Il part le 1er Juin, arrive en neuf Jours à Nîmes et dès le 23 Juin
convoque un colloque auquel assistent onze pasteurs. Il voit Boyer.
Après une assez vive discussion, il est décidé que le jugement sera
déféré à trois arbitres et que leur décision aura force de loi.
Les trois arbitres désignés sont Antoine Court et les pasteurs Roger
et Peyrot. En compagnie de Vernezobre, Antoine Court décide de
parcourir la province afin de constater l'état des églises.
Le lendemain de cette réunion où ces décisions importantes furent
prises, ils partent tous deux pour Montpellier (1)
Vernezobre avait écrit à l'église de cette ville
pour annoncer leur arrivée le lundi soir et leur demander de convoquer
une assemblée le soir même. Mais les deux hommes ne peuvent partir de
Nîmes que le lundi après neuf heures du matin.
Une chaleur torride les accompagne durant le trajet de 50 km. qui
sépare les deux villes. Ils arrivent à Montpellier à huit heures et
demie du soir leur annonce que l'assemblée est convoquée à deux lieues
de là. Après avoir soupé, ils partent pour l'assemblée où ils
n'arrivent qu'à une heure du matin. Sans prendre aucun repos, Antoine
Court descend de cheval, endosse la robe et monte en chaire.
Le lendemain, il a des entretiens avec les personnes les plus
distinguées des deux partis. De part et d'autre, on lui promet de se
soumettre à toutes les décisions qui seront prises par le médiateur et
les arbitres.
Pendant un mois il voyage ainsi à travers le Bas-Languedoc. Le
jugement est rendu le 8 Août. Il est prudent, modéré, il ménage les
deux partis. Vernezobre que son caractère porte à la réconciliation,
se range parmi les pasteurs qui approuvent la sentence sans réserve.
Le 18 Août, devant le synode national, Boyer fait publiquement sa
soumission. Au nom du corps pastoral, Vernezobre accepte le jugement
arbitral ; l'assemblée entonne un psaume et Paul Rabaut prononce
la prière.
Ce schisme qui avait désolé toute une région était enfin terminé.
Les protestants croyaient avoir obtenu leur liberté. Antoine Court
lui-même était convaincu que la tolérance était désormais acquise en
attendant qu'elle devint officielle. Mais si les pouvoirs publics
n'appliquaient presque plus les édits, le clergé attendait l'heure
favorable pour intervenir auprès du gouvernement.
Dès 1745 une assemblée générale des prélats, convoquée à Paris,
reprend l'offensive en présentant un rapport d'après lequel "le clergé
laissait à la religion de Sa Majesté le soin de faire cesser cet état
de choses".
Le secrétaire d'état qui était chargé des affaires religieuses du
royaume était depuis la mort du cardinal de Fleury, le comte de
Saint-Florentin, homme d'un esprit très étroit, quoique excellent
administrateur.
Les mémoires du temps prétendent qu'il touchait un fort subside chaque
année sur la caisse générale du clergé, en récompense de son zèle
contre les réformés.
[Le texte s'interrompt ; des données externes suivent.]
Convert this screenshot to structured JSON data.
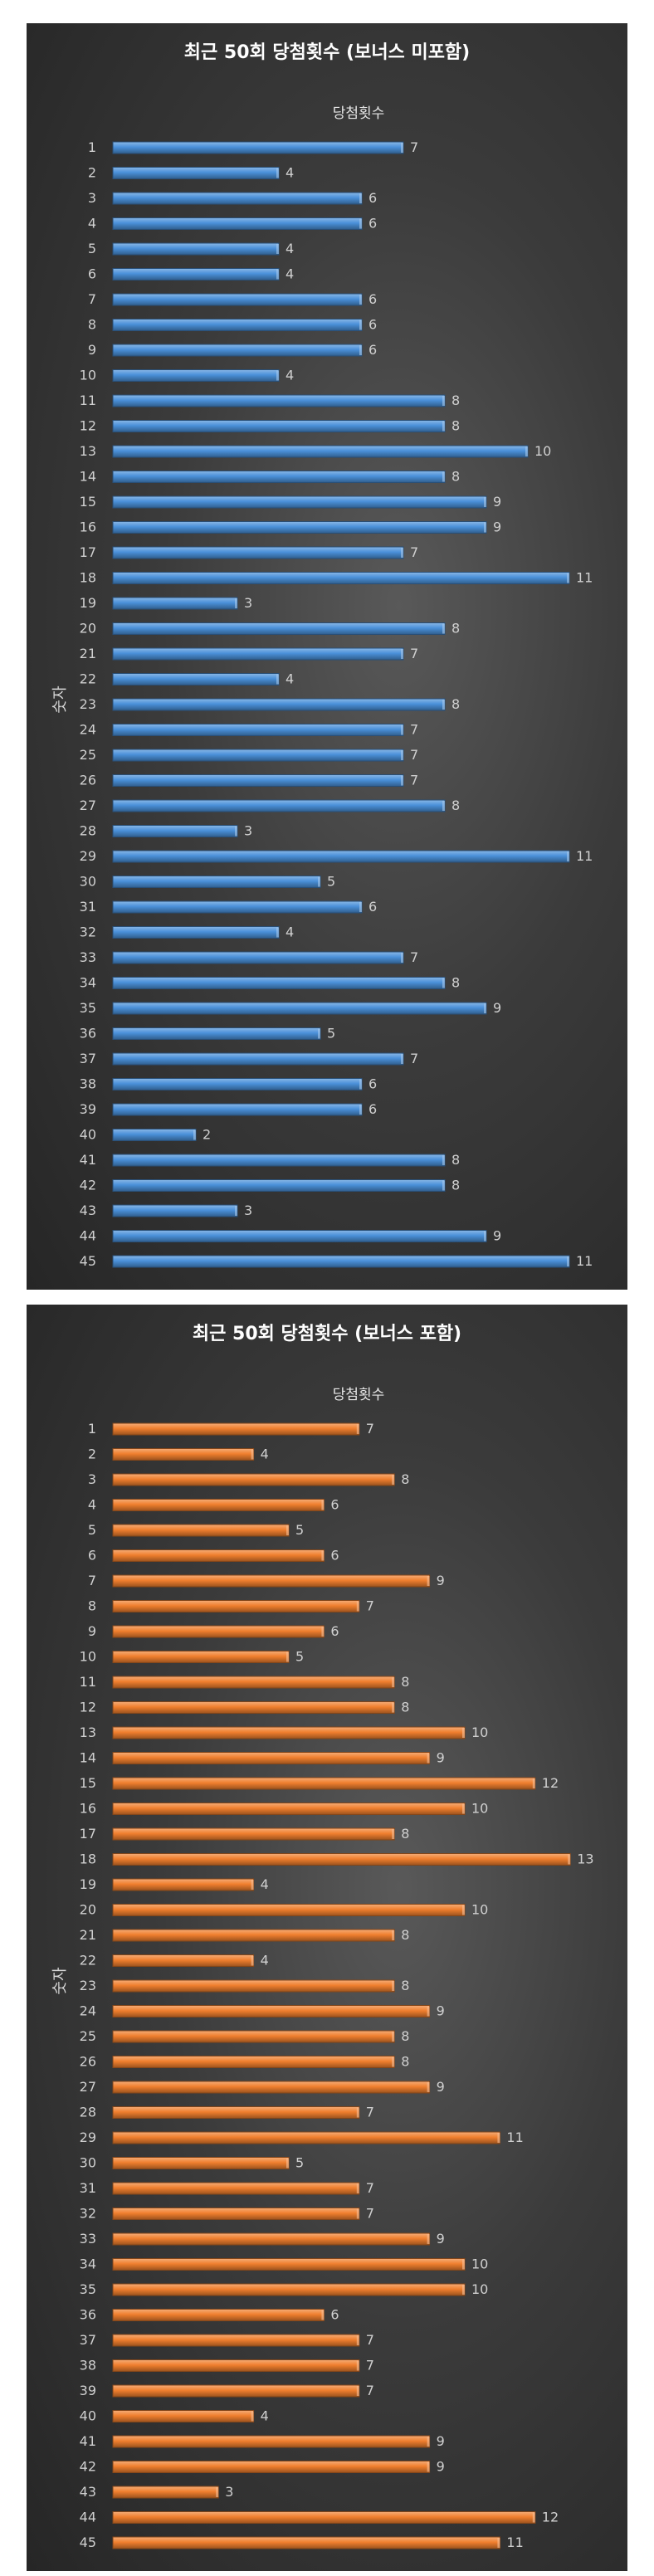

Si aucune pièce sérieuse ne confirme l'existence
de cette rente, il faut convenir qu'une large part de la
responsabilité des mesures de l'époque lui incombe.
À tous les placets nombreux que les églises du désert lui adressèrent,
il ne répondit jamais. C'est sans aucun doute sous son inspiration et
poussé par le clergé que Louis XV publia de nouvelles ordonnances
draconiennes.
"À l'égard de ceux que l'on saura avoir assisté aux dites assemblées mais qui n'auront pas été arrêtés sur le champ, veut et entend Sa Majesté que les hommes soient envoyés, incontinent et sans forme ou figure de procès, sur les galères de Sa Majesté pour y servir comme forçats pendant leur vie et les femmes recluses à perpétuité"(2).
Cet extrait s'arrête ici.